Zika jitters rise in US as summer nears

Preventive steps to stop spread of disease and tackle virus under way on Gulf Coast

Anxiety about Zika is rising in the United States as it gets hotter and summer is around the corner.

Preventive measures to stop the spread of the disease and deal with the virus responsible are already well under way, particularly in Texas and other Gulf Coast states.

"Puerto Rico is seen as the bellwether for the US," said Ms Debra Lubar, director of the office of appropriations at the US Centres for Disease Control and Prevention.

Already, there have been 570 locally acquired cases of Zika reported in the US territory.

While there has been no local mosquito-borne transmission in the US itself, there are 426 travel-associated Zika cases, meaning the virus was picked up outside the US.

"The virus is likely to appear in areas that are warmer for longer... I wouldn't be surprised if we see a transmission in Texas or on the Gulf Coast this summer," said Dr Joseph Domachowske, a paediatric infectious disease expert at Upstate University Hospital in Syracuse.
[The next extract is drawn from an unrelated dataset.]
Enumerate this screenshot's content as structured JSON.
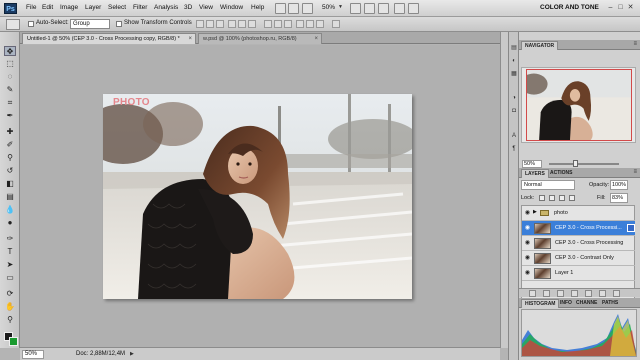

 "This billboard kills hundreds of Zika mosquitoes every day." It replicates the smell of huma
A billboard set up to attract and kill the Aedes aegypti mosquito, responsible for spreading the Zika virus and dengue, in Rio de Janeiro, Brazil. It reads: "This billboard kills hundreds of Zika mosquitoes every day." It replicates the smell of human sweat to attract, trap and then kill the mosquitoes. PHOTO: EUROPEAN PRESSPHOTO AGENCY

Florida is also susceptible because of the high number of travellers entering the state from Zika-affected countries in South America, said public health sciences professor John Beier from the University of Miami Miller School of Medicine.

Miami officials have already stepped up efforts against mosquito-borne illnesses. One way to prevent a large outbreak of the Zika virus in the US is to prevent widespread breeding of the Aedes aegypti mosquito, which is known to transmit the virus.

Ms Gayle Love, a spokesman for Miami-Dade county's department of solid waste management, said it has run newspaper, radio and television advertisements and social media campaigns to raise public awareness. "This year, we started much earlier for a longer period and we invested more dollars into it."

She said US$150,000 (S$204,000) - more than double the regular annual budget - was spent on public education and outreach from February to last month, and there are plans to spend more over the next five months.

"The increase in expenditures has been approved by our mayor so that we can aggressively communicate the 'Drain and Cover' message to our more than 2.7 million residents," she said.

On the medical front, the Texas Children's Hospital is planning on opening a clinic later this year for patients who have travelled to Zika-affected areas, and Upstate Medical University last week launched the Global Maternal Child and Paediatric Health Programme, where research on Zika is a major priority.

Dr Domachowske, who is director of the programme, said: "We are working towards a vaccine for Zika as fast and furious as we can with the resources that are available."

He added that clinical trials for a vaccine are likely to start early next year.

In February, the Obama administration had asked Congress to approve US$1.9 billion in new supplemental funding to help battle Zika, but thus far, only US$586 million has been redirected from Ebola response programmes.

New research has found a stronger association between Zika infection and neurological disorders and foetal malformations such as microcephaly, which results in children born with unusually small heads, according to the World Health Organisation.

The authorities in Brazil, the worst-hit country, on Wednesday disclosed that 57 babies born with microcephaly related to Zika had died since last October.